30 abril, 2024

La palabra sublimada

Por Ana Villarreal.

Periodista y escritora. Miembro de Conducción de la UTPBA y delegada a la FELAP.

Enrique Raab, un hombre sustantivo. Lo define, convincente en el recuerdo, el periodista Esteban Peicovich, “en un país de tantos adjetivos”.

El “eterno conspirador de redacción”, según la invocación de Carlos Ulanovsky, ha dejado escrito un singular legado de belleza y coraje literario, con perspectiva histórico política de los años sesenta y principios de los setenta del siglo pasado.

Paul Sartre, Alberto Moravia y Bertrand Russell, entre muchos otros, compartieron momentos en la carrera profesional de Raab. Una herencia de preciosismo en los detalles, de profundidad filosófica y compilado de experiencias, puede recogerse de aquellas entrevistas, publicadas por distintos medios en los que Enrique se desempeñó.

Su espíritu disruptivo, así en la vida como en las letras, lo catapultó a mundos donde no dejó margen para ser inadvertido.
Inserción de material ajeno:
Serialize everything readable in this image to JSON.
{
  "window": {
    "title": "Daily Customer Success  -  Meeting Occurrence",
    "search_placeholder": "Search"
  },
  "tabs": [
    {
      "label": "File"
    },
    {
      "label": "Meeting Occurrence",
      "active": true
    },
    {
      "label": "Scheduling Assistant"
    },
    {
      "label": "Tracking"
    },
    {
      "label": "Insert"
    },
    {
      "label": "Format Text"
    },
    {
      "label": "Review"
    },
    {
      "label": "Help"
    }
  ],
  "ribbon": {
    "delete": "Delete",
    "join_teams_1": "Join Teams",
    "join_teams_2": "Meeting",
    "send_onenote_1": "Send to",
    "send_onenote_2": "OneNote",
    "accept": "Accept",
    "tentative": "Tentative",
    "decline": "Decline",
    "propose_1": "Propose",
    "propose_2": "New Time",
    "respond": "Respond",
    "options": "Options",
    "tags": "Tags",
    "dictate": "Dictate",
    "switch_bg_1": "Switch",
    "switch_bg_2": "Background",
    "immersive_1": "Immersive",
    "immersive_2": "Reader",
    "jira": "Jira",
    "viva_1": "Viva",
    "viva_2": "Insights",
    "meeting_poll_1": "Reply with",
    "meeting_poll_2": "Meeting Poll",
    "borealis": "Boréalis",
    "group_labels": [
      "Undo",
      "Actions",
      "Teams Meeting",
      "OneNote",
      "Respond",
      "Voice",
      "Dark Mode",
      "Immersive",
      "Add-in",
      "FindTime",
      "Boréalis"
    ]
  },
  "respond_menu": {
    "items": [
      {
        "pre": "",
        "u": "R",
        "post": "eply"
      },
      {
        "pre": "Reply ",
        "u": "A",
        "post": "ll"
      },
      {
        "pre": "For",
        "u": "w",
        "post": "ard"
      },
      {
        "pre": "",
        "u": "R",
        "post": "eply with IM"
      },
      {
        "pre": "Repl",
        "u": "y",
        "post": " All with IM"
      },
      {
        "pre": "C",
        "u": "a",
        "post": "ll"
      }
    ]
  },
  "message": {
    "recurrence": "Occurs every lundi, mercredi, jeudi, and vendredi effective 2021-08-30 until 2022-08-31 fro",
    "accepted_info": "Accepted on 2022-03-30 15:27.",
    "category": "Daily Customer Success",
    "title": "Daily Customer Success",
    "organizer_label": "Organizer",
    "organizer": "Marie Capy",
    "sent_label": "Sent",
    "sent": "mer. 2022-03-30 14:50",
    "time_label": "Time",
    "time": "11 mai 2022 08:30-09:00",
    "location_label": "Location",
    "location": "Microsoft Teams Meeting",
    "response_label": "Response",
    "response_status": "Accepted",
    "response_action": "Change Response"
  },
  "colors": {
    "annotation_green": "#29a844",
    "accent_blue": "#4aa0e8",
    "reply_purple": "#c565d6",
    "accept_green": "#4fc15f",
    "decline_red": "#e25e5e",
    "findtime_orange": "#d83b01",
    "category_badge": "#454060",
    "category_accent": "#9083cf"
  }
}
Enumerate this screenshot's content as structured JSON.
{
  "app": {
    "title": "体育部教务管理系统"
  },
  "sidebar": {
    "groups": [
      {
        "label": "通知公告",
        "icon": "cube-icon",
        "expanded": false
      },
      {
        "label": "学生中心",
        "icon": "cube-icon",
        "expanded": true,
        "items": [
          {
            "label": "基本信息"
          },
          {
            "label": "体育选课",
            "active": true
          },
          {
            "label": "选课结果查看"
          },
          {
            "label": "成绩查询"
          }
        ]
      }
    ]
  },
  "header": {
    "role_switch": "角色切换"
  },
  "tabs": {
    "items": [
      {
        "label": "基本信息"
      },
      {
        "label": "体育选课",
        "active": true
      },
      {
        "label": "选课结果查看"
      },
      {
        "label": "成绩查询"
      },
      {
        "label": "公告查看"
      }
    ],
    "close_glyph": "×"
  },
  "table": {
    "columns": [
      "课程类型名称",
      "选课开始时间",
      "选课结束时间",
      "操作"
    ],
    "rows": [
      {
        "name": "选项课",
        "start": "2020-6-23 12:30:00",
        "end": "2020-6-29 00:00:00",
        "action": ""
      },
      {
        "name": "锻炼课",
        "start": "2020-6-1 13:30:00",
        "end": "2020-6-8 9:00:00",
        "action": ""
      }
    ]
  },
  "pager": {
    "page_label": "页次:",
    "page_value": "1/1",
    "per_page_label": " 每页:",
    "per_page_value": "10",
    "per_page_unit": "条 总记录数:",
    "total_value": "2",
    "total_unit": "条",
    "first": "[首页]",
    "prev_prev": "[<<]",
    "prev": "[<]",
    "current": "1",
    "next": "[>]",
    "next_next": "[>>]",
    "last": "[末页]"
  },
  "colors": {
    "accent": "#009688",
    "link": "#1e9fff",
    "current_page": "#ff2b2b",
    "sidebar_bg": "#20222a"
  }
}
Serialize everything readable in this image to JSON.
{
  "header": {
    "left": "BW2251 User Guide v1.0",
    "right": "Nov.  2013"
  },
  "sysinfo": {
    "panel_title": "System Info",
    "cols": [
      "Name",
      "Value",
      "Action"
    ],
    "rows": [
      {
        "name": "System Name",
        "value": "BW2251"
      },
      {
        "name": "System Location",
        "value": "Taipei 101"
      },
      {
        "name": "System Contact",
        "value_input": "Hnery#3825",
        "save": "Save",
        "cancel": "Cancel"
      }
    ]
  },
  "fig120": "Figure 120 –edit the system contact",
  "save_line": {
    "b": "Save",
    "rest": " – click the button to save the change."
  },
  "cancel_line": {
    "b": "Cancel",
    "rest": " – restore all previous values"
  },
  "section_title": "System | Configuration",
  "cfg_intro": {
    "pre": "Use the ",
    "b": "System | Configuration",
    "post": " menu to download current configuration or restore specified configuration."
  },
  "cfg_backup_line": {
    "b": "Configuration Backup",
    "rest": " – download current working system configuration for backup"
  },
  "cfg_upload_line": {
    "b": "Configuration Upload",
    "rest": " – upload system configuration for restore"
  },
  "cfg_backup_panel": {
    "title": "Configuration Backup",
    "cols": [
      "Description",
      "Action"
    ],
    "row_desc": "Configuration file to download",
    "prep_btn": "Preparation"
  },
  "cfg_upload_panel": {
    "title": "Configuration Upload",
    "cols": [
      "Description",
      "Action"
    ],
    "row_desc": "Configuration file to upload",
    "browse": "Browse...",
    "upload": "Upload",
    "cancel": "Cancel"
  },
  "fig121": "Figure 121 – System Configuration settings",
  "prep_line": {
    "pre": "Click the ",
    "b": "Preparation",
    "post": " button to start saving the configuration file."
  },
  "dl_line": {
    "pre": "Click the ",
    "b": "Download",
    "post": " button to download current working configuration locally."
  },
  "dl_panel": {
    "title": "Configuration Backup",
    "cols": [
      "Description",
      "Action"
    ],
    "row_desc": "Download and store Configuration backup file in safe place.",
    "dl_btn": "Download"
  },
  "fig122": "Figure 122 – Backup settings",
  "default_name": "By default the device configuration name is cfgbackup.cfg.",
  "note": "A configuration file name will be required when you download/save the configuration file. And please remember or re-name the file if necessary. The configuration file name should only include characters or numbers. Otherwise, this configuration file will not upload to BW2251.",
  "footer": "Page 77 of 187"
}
Su compañera de militancia, Susana Viau, siempre lo destacó por su audacia fraterna, entre las asambleas del gremio de prensa y las actividades del Partido Revolucionario de los Trabajadores, PRT.

“Creo que, en su caso, la militancia revolucionaria era la extensión de la estética por otros medios. No fue ésta su debilidad: fue su grandeza, una acción muy seria que buscaba, como sus crónicas, entrelazar todos los pedazos sueltos del mundo. A ella le consagró su vida con espantosa despreocupación. No era difícil detectarle los latidos de la vehemencia”, destaca el periodista Carlos Alfieri en el libro “Crónicas Ejemplares”.

Dicha obra es producto de la recopilación de Ana Basualdo, quien destaca “los que compartimos con Enrique Raab algún momento de la vida periodística de los años sesenta y setenta sabemos que fue el reportero más dinámico de cualquier redacción, el que mejor daba cuenta de una manera de entender, unidos, el periodismo, la cultura, la política y la calle”.

La memoria de la calle auscultada por Raab vive en crónicas como las del barrio de La Boca, escenario de un encuentro de fútbol en la Bombonera o la pintura preciosista de la Plaza del 1 de mayo de 1974, cuando Perón echó a los militantes montoneros del acto.

Un aparte se distingue en las páginas dedicadas a la Revolución de los Claveles de Portugal. Días enteros pincelados por sus imágenes literarias, que asoman en ventanas, suben y bajan empedradas calles, con sus ritmos humanos en Lisboa.

“Abril desabotonó las camisas de Portugal. Mayo hizo florecer sus claveles. En julio las camisas han vuelto a abotonarse. Algunos claveles ya se están marchitando”, sintetiza, poéticamente, los sucesos políticos en uno de sus 14 artículos para el diario La Opinión de Buenos Aires, desde junio de 1974.

Es cierto que “la humanidad no tiene muchos motivos para sentirse orgullosa de su historia” como el premio Nobel, Bertrand Russell, le dijera a Raab en su entrevista.

Pero, también, es moralmente cierta la posibilidad de rescatar los latidos vehementes de la obra de Enrique Raab, en el marco de la concepción borgeana sobre el devenir, de la reiteración del agua transformándose en agua, con mirada de eternidad, contra la opacidad de los tiempos del mundo.